Lula no SUS?

Wilson Correia

A doença é a ocorrência possível que sinaliza a fragilidade humana. Ser acometido por uma doença é a última coisa que poderia nos ocorrer, segundo os nossos desejos.

Ficar doente é uma possibilidade que aponta, também, para a nossa condição humana comum: somos, todos, existentes finitos, que, um dia, pereceremos em definitivo.

A doença e a morte talvez sejam os acontecimentos aos quais estamos mais sujeitos e mais propícios a que nossa humanidade pessoal seja profundamente reconhecida na humanidade alheia.

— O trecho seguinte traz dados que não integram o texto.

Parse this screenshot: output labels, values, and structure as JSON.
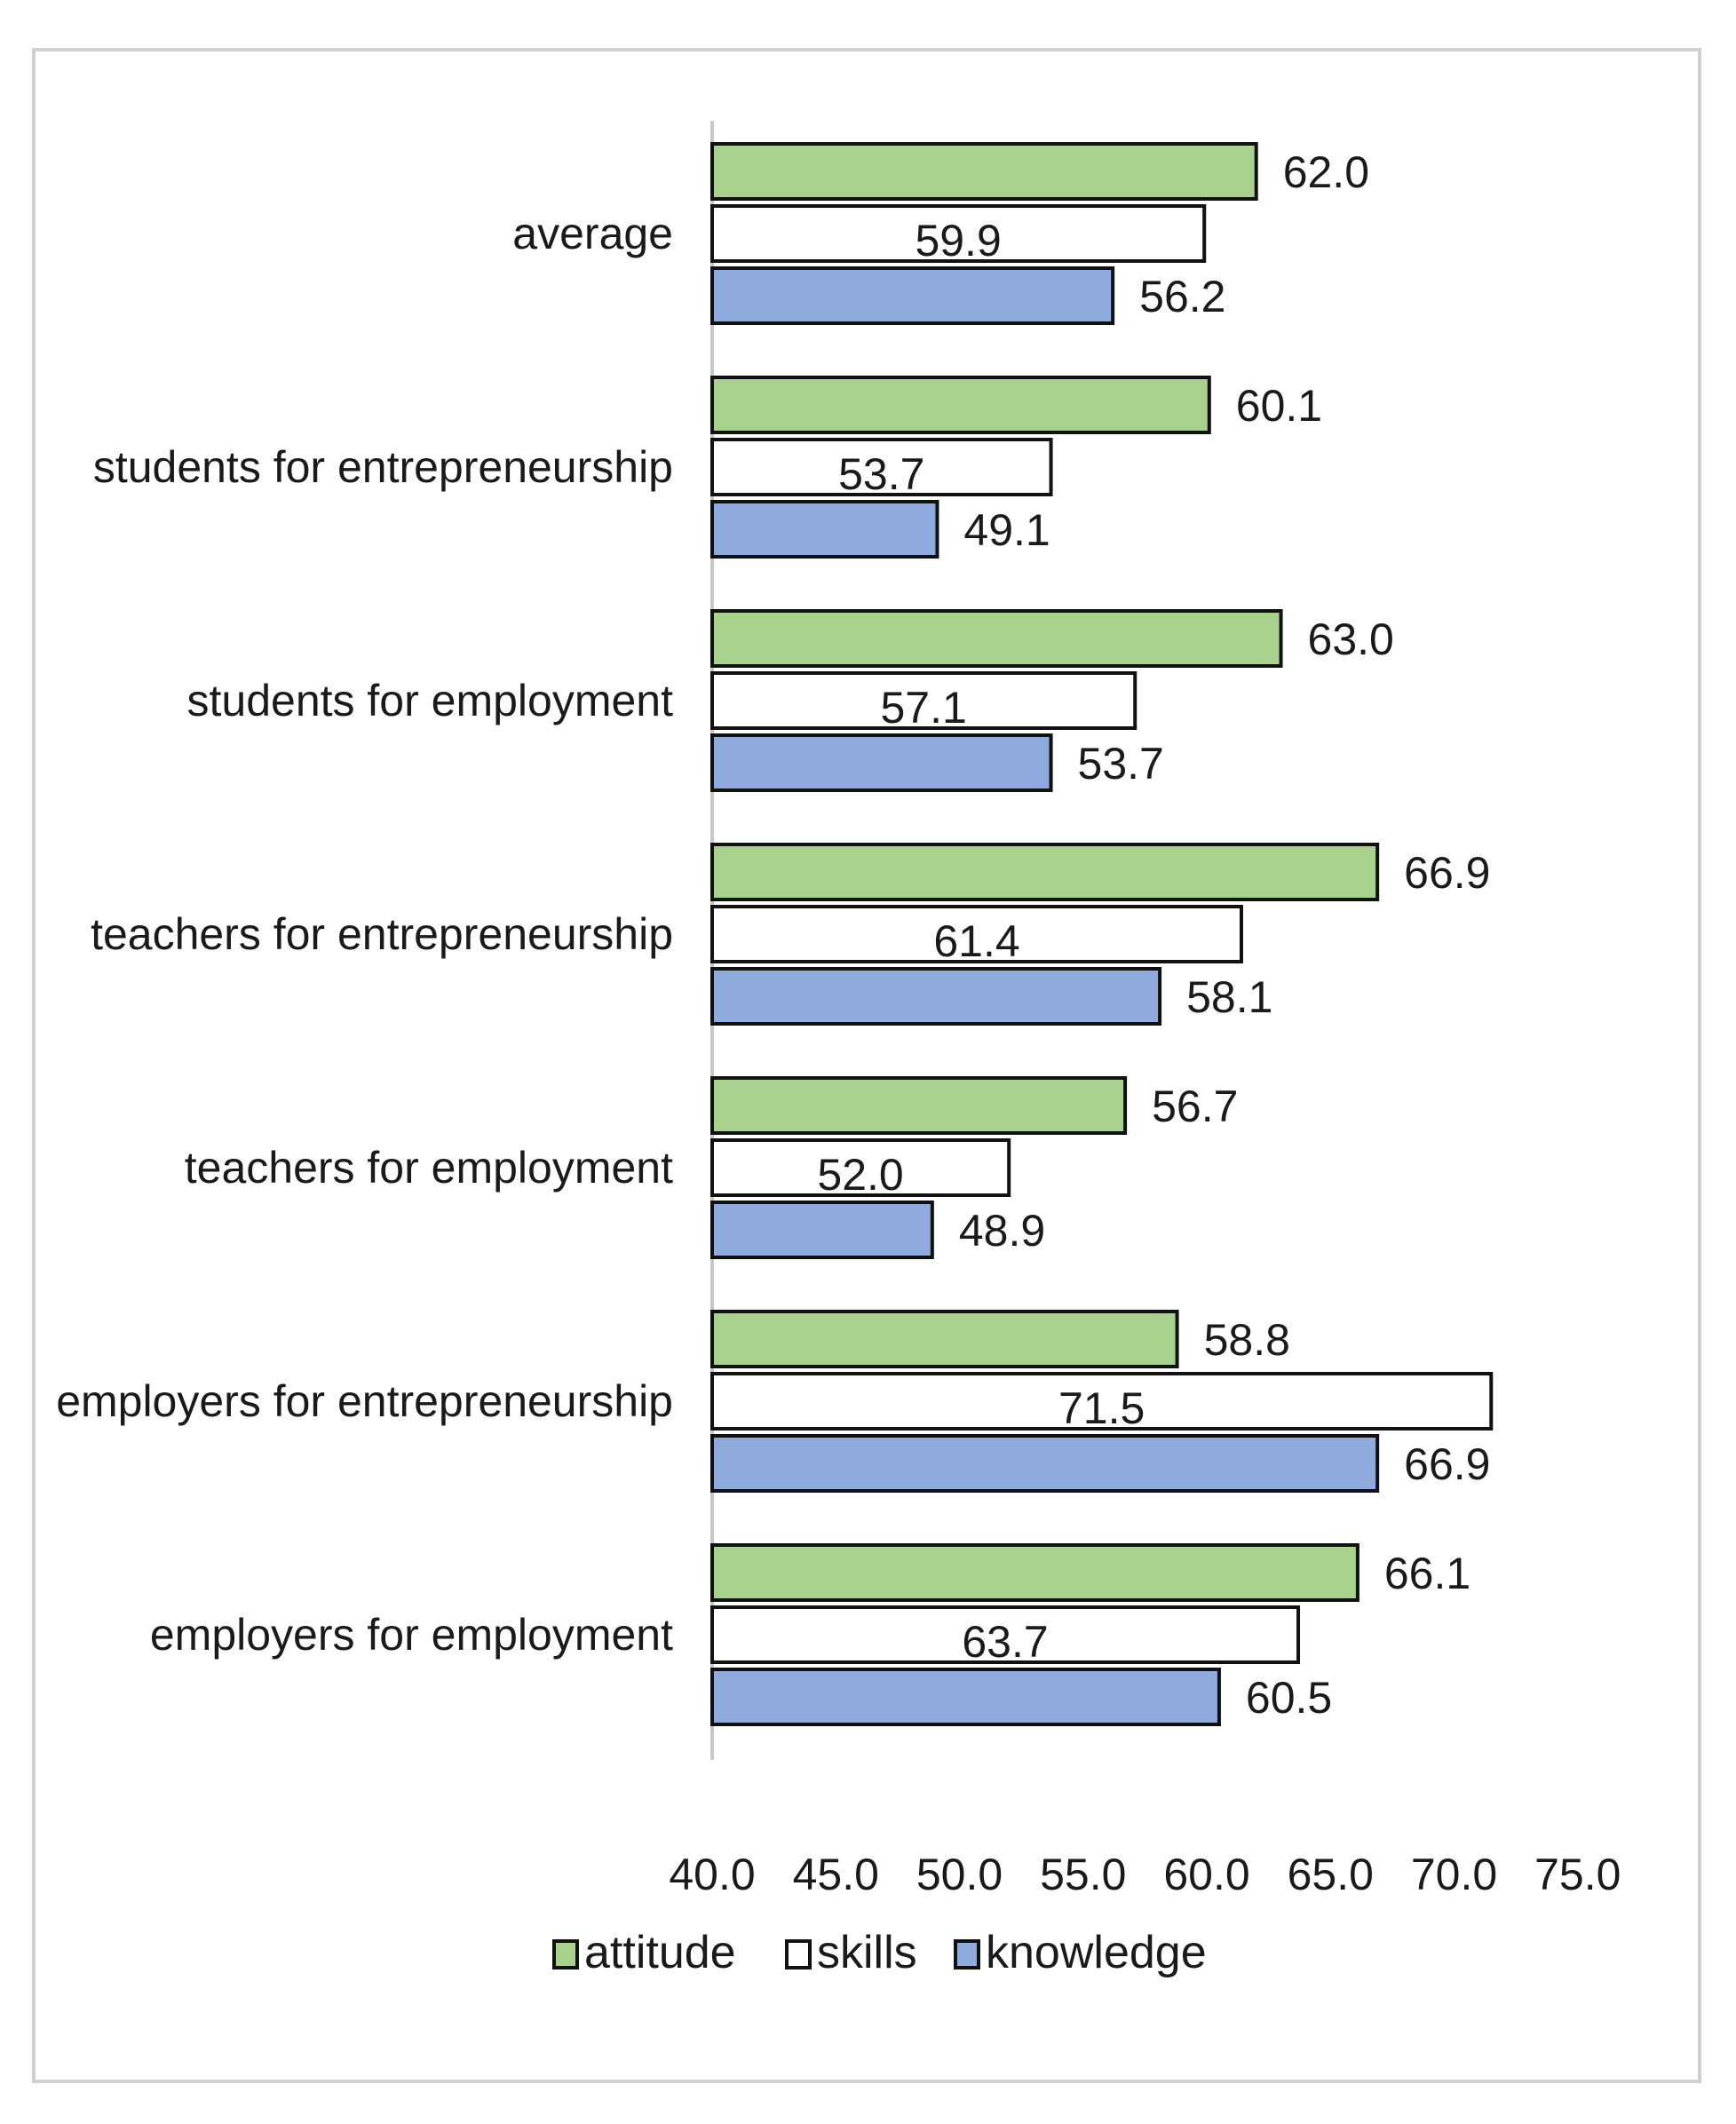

Na saúde é que vivemos nossas diferenças mais salientes. E, segundo a Organização Mundial da Saúde (OMS), em sua Carta Magna de 7 de abril de 1948, “Saúde é o estado do mais completo bem-estar físico, mental e social e não apenas a ausência de enfermidade”.

Na doença nós deparamos com nossas desigualdades. Como nossa sociedade divide as pessoas em de primeira, segunda, terceira... classe, também há um tipo de saúde para um desses segmentos.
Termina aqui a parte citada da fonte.